Die Ski-Nation atmet auf: In einem Winter, der bisher nicht viele schöne Momente parat hatte und wenn, diese dann den Frauen vorbehalten waren, lanciert Lara Gut die 42. alpinen Ski-Weltmeisterschaften in Österreich mit einer Medaille. 38 Hunderstel Sekunden hinter Saison-Dominatorin Tina Maze und 14 Hundertstel vor der US-Amerikanerin Julia Mancuso wurde Gut in Schladming Zweite.
Es ist nach Silber für Heidi Zurbriggen 1996 in der Sierra Nevada wieder die erste WM-Medaille in der erst seit 1987 (Siegerin: Maria Walliser) ausgefahrenen Disziplin. Für die 21-jährige Lara Gut bedeutet die Fahrt auf Platz 2 nach Silber in Kombination und Abfahrt der WM 2009 in Val d‘Isère die dritte Medaille bei einer Grossveranstaltung.
Die hartnäckige Nebelwand
Nebel in Teilabschnitten auf der Planai, dem WM-Berg in Schladming, machte den Super G zur Gedulds- und Nervenprobe. FIS-Renndirektor Atle Skårdal erhielt über drei Stunden lang die selben Auskünfte seiner Jurykollegen an der Strecke: «Nicht fahrbar» oder «Bei mir geht nix», bekam er über Funk zu hören. Als der Norweger nach 13, zum Teil viertelstündlichen Verschiebungen, 14.30 Uhr als letztmögliche Startzeit bestimmt hatte, waren viele der mehr als 10‘000 Zuschauer schon gar nicht mehr im Zielbereich des WM-Stadions.

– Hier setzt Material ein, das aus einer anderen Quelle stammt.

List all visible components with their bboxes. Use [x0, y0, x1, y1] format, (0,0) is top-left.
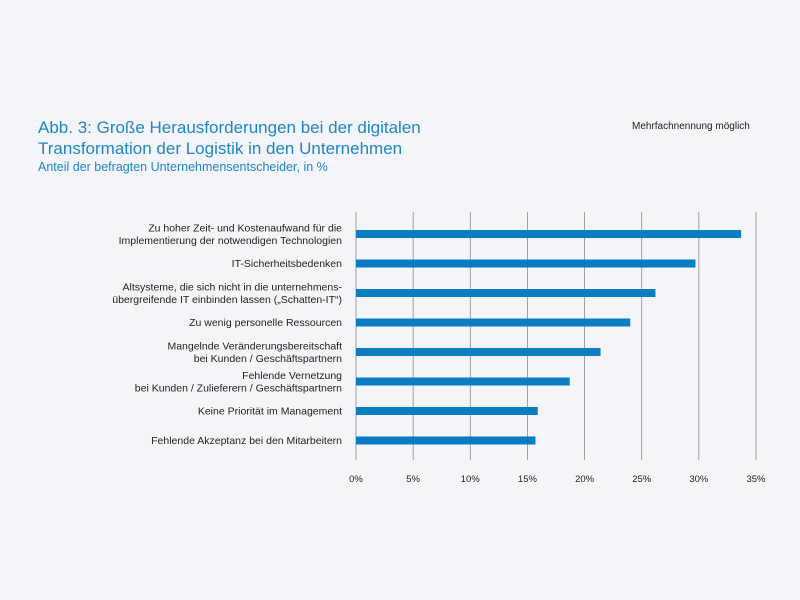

Schon 1982, bei der ersten WM in Schladming, hatte das Wetter den Veranstaltern einen Strich durch die Rechnung gemachtz. 2001, bei der letzten WM in Österreich, bereiteten in St. Anton riesige Neuschneemengen zu WM-Beginn Probleme.
Lindsey Vonn schwer gestürzt
Es wurde – von der Wartezeit ganz abgesehen – ein chaotisches Rennen, zumal nach Dominique Gisin (Endrang 10) für längere Zeit unterbrochen werden musste. Ein Pistenarbeiter war auf der Strecke gestürzt und zog sich so schwere Verletzungen zu, dass er mit dem Helikopter geborgen werden musste. Schon zu dieser Zeit – gegen 15.00 Uhr und angesichts der Witterung fragwürdigen Bedingungen – hätte eine Absage des Rennens zwar nicht zum Ruhmesblatt der WM gereicht, wäre aber wahrscheinlich eine vernünftige Entscheidung gewesen.
Wolfgang Maier, der Alpindirektor des Deutschen Slkiverbandes DSV, hatte sich schon vor der ersten Läuferin unglücklich geäussert: «Wenn man nicht garantieren kann, dass es für alle gleich ist, soll man es bleiben lassen.» Aber das Rennen sollte offenbar unter allen Umständen duchgezogen werden.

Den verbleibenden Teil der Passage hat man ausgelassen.